CrazyInkSplatters chapter 1 . 7/14/2011
I love this one shot. The protagonist's emotions really cut to the core of the reader, and help you experience a little bit of what she feels for this guy, and knowing she's only a conciliation prize. I'll admit it, as much as I adore angst, I was hoping for a happy-ending. Still, this is amazing just the same. The only thing I think you can improve on is describing his actions in better depth, like how he especially has chooses his current girlfriend over the friend, every time. Again, love it!

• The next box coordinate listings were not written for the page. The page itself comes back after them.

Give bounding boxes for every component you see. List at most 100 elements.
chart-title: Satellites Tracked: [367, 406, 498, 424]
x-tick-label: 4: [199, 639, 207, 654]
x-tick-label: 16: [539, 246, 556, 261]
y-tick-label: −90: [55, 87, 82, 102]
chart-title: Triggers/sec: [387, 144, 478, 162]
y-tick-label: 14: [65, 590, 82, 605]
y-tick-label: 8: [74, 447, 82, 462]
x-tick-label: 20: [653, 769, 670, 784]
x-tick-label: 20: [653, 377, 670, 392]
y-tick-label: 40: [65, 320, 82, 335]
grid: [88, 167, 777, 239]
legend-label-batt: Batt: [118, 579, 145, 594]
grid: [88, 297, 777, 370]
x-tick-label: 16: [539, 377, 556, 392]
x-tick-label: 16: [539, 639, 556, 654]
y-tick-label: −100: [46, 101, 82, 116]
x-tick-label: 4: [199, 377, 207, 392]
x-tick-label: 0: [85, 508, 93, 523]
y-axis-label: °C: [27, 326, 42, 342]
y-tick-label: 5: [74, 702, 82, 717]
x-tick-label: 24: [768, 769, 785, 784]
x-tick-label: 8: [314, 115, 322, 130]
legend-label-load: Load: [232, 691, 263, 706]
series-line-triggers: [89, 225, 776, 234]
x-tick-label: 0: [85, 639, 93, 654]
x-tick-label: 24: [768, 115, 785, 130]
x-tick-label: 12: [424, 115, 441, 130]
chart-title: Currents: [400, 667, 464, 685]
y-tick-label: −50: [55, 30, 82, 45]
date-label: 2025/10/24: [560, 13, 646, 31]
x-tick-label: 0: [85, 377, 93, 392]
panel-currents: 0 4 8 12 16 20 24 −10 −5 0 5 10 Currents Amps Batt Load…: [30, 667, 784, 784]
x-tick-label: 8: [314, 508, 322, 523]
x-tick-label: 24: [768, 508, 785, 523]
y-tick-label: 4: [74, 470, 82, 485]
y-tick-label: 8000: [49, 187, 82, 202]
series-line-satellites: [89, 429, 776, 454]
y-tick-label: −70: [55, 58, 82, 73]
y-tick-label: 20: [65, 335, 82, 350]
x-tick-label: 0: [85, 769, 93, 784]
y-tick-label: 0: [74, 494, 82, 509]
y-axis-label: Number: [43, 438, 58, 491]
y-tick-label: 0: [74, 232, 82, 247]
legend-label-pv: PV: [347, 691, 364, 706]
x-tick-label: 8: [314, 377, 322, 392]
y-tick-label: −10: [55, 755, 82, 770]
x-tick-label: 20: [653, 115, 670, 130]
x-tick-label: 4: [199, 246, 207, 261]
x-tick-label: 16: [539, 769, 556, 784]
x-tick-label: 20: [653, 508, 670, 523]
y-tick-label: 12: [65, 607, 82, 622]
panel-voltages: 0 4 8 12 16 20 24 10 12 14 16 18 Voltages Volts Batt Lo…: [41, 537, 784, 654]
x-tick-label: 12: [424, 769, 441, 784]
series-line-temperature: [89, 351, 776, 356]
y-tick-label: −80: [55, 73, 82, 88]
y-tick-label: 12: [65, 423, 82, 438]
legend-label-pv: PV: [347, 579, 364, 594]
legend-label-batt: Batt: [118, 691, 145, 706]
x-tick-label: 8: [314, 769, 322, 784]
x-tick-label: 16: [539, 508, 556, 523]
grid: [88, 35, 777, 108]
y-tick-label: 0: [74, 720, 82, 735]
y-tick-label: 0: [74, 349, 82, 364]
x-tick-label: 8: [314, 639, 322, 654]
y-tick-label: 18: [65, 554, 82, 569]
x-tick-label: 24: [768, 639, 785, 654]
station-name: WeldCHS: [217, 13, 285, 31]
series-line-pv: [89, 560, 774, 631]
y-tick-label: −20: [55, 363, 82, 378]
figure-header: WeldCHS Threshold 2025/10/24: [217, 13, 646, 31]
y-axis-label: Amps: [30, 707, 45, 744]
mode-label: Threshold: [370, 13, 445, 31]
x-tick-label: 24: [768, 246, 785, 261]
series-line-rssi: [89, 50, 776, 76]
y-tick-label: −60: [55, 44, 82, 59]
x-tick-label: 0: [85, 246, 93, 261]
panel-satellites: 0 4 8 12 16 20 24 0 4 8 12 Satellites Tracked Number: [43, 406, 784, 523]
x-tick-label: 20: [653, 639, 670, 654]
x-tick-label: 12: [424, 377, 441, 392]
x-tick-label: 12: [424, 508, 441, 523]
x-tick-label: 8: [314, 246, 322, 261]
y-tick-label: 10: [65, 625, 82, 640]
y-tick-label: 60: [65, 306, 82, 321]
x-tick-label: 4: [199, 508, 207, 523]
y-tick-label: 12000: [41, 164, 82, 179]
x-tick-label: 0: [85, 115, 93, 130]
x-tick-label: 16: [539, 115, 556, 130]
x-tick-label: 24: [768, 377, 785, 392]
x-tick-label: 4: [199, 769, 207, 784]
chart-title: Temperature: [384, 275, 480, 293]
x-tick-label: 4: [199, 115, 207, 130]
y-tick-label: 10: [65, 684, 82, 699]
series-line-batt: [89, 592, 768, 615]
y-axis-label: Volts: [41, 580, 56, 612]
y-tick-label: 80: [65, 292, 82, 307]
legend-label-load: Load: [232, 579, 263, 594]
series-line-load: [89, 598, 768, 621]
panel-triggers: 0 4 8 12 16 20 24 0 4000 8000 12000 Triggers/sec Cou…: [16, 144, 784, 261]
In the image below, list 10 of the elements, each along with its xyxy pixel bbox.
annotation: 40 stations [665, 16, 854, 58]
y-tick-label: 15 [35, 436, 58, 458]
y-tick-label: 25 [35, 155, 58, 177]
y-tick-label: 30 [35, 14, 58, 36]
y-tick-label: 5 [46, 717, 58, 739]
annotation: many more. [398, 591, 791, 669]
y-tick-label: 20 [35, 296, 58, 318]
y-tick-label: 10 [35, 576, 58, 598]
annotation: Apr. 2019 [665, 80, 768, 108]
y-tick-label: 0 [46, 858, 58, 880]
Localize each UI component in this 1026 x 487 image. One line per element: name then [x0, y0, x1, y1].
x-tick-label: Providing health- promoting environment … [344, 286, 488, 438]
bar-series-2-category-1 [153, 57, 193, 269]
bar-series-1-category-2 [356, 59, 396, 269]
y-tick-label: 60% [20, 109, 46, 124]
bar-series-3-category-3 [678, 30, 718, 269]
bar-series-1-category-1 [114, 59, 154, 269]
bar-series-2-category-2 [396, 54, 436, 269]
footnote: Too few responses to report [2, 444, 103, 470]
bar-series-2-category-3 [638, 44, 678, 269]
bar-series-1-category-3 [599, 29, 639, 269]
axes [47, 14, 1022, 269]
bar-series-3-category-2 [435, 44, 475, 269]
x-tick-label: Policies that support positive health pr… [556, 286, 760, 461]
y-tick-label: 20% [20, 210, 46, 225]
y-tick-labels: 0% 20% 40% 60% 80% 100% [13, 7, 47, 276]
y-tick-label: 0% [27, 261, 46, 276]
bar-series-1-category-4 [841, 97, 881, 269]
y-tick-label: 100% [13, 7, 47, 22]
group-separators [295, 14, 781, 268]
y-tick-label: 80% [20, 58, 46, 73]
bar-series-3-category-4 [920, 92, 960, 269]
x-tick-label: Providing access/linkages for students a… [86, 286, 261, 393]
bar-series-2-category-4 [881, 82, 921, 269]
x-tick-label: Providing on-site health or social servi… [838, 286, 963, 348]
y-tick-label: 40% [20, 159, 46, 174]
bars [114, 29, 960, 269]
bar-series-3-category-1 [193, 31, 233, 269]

White Alchemist chapter 1 . 7/9/2011
Damn, if only the girl would do something. :( But I like the angst in that story. :D
GermanSam chapter 1 . 6/24/2011
I like this a lot even though it didn't have the typical happy ending I was secretly wishing for in the end. And then I remembered: you wrote it. So no happy ending in sight but it still good in a very powerful emotion sort of way. It had plot and I have a strange feeling that this theme is based off of a real life thing. I don't know how true this is but I hope it's not completely true. It's quite sad. :( Emoticon used!

Sad but good.
jadetryton chapter 1 . 6/23/2011
You did a fantastic job defining the conflicting emotions of this situation. I've been that girl... and you did it perfect justice.
Melf chapter 1 . 6/23/2011
Good job! You write the feelings very well, although names might help. Keep writing!